Meski begitu, eks pedagang tersebut masih menunjukkan rasa tanggung jawabnya pada kebersihan lokasi yang dulu ditempati dengan membersihkan drainase di sepanjang lapak yang dibongkar. ”Sejak dulu kami selalu perhatikan kebersihan lingkungan tempat berjualan, hari ini (kemarin, red) para pedagang gotong-royong membersihkan selokan,” ungkap pedagang yang tergabung dalam paguyuban Pedagang Kaki Lima Sodetan (PPKS) Pasar Cisarua, Dandan.
Berbagai keluhan PKL Pasar Cisarua juga dikatakan Ujang. Sejak lapaknya dibongkar, ia terpaksa menganggur dan tidak berpenghasilan. ”Saya bingung mau kerja apa, padahal anak saya perlu biaya sekolah,” tuturnya.
Sementara itu, Ketua PPKS Pasar Cisarua, Utek, mengaku prihatin dengan kondisi rekan seprofesinya. Menurut dia, berdagang adalah mata pencaharian utama mereka. Untuk membeli kios perlu pertimbangan matang, karena biaya yang dikeluarkan tidak sedikit.
”Kami mohon pemerintah memahami nasib kami.
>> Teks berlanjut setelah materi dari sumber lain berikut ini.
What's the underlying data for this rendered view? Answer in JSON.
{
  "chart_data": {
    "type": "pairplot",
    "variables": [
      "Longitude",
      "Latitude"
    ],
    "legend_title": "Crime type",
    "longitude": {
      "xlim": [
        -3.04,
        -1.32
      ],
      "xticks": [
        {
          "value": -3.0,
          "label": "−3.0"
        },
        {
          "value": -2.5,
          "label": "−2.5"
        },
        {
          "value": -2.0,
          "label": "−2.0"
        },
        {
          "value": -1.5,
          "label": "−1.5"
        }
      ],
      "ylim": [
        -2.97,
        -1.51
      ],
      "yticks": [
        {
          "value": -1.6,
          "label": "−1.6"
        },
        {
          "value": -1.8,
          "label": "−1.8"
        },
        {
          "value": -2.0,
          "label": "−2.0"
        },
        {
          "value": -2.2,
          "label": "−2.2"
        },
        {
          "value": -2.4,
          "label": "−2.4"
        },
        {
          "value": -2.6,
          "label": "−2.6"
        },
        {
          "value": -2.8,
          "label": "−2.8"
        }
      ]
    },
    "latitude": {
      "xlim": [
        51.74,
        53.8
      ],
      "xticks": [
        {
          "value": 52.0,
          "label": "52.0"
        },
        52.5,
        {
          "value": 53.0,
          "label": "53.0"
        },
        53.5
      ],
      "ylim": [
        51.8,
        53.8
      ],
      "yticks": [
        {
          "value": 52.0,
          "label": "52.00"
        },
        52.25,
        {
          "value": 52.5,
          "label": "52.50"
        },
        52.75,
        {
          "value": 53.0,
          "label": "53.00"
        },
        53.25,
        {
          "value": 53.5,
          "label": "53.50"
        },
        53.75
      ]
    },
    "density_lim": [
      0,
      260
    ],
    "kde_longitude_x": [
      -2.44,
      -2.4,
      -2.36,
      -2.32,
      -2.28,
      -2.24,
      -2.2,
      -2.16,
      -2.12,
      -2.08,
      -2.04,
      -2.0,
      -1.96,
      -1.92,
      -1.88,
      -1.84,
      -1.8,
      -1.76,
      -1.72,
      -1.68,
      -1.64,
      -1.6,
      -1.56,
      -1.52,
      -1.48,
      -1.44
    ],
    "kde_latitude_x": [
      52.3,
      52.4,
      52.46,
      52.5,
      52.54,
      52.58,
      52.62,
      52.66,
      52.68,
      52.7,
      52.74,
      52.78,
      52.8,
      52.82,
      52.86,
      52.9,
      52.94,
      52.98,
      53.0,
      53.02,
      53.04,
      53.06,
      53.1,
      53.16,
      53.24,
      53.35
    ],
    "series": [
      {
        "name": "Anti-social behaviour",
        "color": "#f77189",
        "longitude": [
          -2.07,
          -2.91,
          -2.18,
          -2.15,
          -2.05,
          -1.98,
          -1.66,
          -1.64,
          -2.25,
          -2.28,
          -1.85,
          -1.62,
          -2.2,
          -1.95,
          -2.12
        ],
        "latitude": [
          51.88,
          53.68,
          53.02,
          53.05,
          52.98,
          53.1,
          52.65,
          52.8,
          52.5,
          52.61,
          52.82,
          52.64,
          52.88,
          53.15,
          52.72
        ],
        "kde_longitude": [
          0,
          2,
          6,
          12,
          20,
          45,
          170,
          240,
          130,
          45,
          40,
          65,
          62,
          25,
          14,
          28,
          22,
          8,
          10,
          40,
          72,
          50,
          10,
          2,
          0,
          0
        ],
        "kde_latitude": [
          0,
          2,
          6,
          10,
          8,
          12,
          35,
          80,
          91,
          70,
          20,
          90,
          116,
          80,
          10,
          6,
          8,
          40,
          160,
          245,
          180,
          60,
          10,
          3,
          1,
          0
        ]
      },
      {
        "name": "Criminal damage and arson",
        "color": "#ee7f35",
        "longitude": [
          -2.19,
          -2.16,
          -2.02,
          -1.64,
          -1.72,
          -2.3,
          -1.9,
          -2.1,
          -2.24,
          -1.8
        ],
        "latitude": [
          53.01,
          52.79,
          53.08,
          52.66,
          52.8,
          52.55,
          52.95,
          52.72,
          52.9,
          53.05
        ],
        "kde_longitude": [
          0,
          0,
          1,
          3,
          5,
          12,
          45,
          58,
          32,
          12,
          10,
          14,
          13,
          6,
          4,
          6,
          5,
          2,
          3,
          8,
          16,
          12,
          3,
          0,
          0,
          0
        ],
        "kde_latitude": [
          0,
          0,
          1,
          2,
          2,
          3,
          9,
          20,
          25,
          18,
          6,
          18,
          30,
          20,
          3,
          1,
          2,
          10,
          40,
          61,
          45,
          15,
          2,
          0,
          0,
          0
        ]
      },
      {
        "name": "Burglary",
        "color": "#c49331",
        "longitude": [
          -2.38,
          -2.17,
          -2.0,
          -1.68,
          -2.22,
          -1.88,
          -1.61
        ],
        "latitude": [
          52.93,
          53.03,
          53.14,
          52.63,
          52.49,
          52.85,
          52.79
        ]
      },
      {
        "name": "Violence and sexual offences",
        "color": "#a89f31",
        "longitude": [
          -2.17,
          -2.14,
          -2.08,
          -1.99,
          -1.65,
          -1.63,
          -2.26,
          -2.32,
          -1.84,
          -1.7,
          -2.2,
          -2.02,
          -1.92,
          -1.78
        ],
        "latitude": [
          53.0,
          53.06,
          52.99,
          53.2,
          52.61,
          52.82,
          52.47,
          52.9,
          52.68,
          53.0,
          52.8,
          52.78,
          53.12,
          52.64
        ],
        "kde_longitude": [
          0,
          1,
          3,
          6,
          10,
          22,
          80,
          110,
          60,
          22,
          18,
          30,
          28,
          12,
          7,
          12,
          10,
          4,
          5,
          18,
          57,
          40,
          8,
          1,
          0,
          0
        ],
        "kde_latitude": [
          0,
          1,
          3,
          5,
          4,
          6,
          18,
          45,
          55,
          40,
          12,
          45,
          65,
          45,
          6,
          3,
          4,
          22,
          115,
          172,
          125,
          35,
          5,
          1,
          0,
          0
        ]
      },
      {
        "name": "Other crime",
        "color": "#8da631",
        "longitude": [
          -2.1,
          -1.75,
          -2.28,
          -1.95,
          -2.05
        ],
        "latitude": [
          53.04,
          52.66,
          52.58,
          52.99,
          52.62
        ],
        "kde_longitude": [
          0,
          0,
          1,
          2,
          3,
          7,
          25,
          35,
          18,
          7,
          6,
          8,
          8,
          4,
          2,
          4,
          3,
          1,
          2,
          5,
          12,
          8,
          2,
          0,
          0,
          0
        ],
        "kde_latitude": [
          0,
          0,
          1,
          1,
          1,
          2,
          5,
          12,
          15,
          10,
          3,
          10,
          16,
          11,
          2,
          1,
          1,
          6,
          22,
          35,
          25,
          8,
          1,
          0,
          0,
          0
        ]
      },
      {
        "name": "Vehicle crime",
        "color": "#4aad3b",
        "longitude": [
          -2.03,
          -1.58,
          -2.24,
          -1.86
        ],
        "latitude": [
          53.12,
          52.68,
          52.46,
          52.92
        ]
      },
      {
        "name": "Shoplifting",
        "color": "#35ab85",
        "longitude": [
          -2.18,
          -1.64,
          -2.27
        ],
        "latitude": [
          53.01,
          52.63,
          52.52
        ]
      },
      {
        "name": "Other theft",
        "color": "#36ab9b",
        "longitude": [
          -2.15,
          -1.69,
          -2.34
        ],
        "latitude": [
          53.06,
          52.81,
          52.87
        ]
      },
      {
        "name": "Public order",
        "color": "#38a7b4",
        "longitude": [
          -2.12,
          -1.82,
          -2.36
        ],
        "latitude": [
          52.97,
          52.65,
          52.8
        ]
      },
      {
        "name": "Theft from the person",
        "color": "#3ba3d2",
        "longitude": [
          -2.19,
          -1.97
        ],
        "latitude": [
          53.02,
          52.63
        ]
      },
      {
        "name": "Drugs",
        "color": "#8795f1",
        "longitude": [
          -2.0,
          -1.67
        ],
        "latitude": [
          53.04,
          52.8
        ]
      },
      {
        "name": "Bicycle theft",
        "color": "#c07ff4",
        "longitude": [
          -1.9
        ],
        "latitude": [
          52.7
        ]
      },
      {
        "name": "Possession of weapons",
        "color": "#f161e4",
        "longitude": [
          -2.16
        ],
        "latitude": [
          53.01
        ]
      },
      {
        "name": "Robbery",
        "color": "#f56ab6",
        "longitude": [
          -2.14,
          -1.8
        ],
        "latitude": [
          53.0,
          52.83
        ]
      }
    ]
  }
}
Kami hanya mencari makan dengan berjualan. Kalau ada lahan yang kami pakai milik pemerintah, kami mohon kebijaksanaannya,” harapnya.
Sementara itu, tokoh masyarakat Cisarua yang juga ketua Komunitas Penggerak Pariwisata (Kompepar) Kabupaten Bogor Teguh Mulyana mengaku miris dengan dibongkarnya lapak PKL tersebut. ”Mereka adalah warga Cisarua yang mencari nafkah di Cisarua. Seharusnya sih ada solusi lain daripada pembongkaran,” pungkasnya.